Karena itu, salah besar jika ada seseorang yang menyangka bahwa kesuksesan hidup adalah berhasilnya ia dalam mengumpulkan harta kemewahan dunia, menikmati indahnya alam semesta, meraih titel yang luhur dalam studi akademis, dan perhiasan-perhiasan duniawi lainnya.
Padahal telah kita maklumi bahwa dunia ini hanyalah panggung kefanaan.
Allah Subhanahu wa Ta’ala berfirman,

كُلُّ مَنْ عَلَيْهَا فَانٍ

” Segala yang ada di atas muka bumi ini pasti binasa.”
(QS. Ar-Rahman: 26)

Di ayat lain disebutkan,

وَما الْحَيَاةُ الدُّنْيَا إِلاَّ مَتَاعُ الْغُرُورِ

” Kehidupan dunia ini hanyalah perhiasan yang menipu.”
(QS. Ali Imran: 185)

Bahkan masih dalam ayat yang sama dari Surat Ali Imran itu, Allah menyatakan,

كُلُّ نَفْسٍ ذَآئِقَةُ الْمَوْتِ وَإِنَّمَا تُوَفَّوْنَ أُجُورَكُمْ يَوْمَ الْقِيَامَةِ فَمَن زُحْزِحَ عَنِ النَّارِ وَأُدْخِلَ الْجَنَّةَ فَقَدْ فَازَ

“Tiap-tiap jiwa akan dijemput kematian dan pada hari kiamat nanti ganjaran untuk kalian akan ditunaikan.
Maka, siapa saja yang dijauhkan dari Neraka dan dimasukkan ke dalam Surga, sungguh iia telah meraih kemenangan.”
(QS. Ali Imran: 185)

Itulah hakekat dunia. Itulah hakekat hidup. Itulah hakekat kesuksesan.

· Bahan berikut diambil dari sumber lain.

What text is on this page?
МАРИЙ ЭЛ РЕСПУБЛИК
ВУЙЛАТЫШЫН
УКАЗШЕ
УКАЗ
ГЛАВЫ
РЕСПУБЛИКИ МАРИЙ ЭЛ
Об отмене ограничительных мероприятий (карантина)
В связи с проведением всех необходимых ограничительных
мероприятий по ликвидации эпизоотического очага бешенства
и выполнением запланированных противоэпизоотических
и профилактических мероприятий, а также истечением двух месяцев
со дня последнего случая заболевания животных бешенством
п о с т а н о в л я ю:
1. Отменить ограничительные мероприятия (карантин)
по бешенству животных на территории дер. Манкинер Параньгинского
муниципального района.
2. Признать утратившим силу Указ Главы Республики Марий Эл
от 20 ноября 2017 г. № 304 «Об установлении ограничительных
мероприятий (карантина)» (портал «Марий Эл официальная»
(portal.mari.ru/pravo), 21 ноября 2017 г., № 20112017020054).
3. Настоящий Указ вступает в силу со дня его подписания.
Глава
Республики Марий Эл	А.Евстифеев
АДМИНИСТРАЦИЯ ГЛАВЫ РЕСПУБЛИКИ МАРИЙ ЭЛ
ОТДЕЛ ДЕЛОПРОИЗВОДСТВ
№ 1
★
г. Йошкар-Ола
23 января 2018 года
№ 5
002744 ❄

Orang yang sukses di akhirat adalah yang selamat dari neraka dan berhasil memasuki surga dan ini tergantung pada amalan-amalannya di kehidupan dunia. Orang yang sukses di dunia adalah yang mau berpikir tentang kehidupan akhirat. Ia berusaha semaksimal mungkin bersiap-siap untuk meraih kesuksesan akhirat, sehingga semua kesempat-an dan kemampuan yang ia miliki ia habiskan untuk ber-ibadah kepada Rabbul ‘Aalamin, Allah Subhanahu Wa Ta’ala.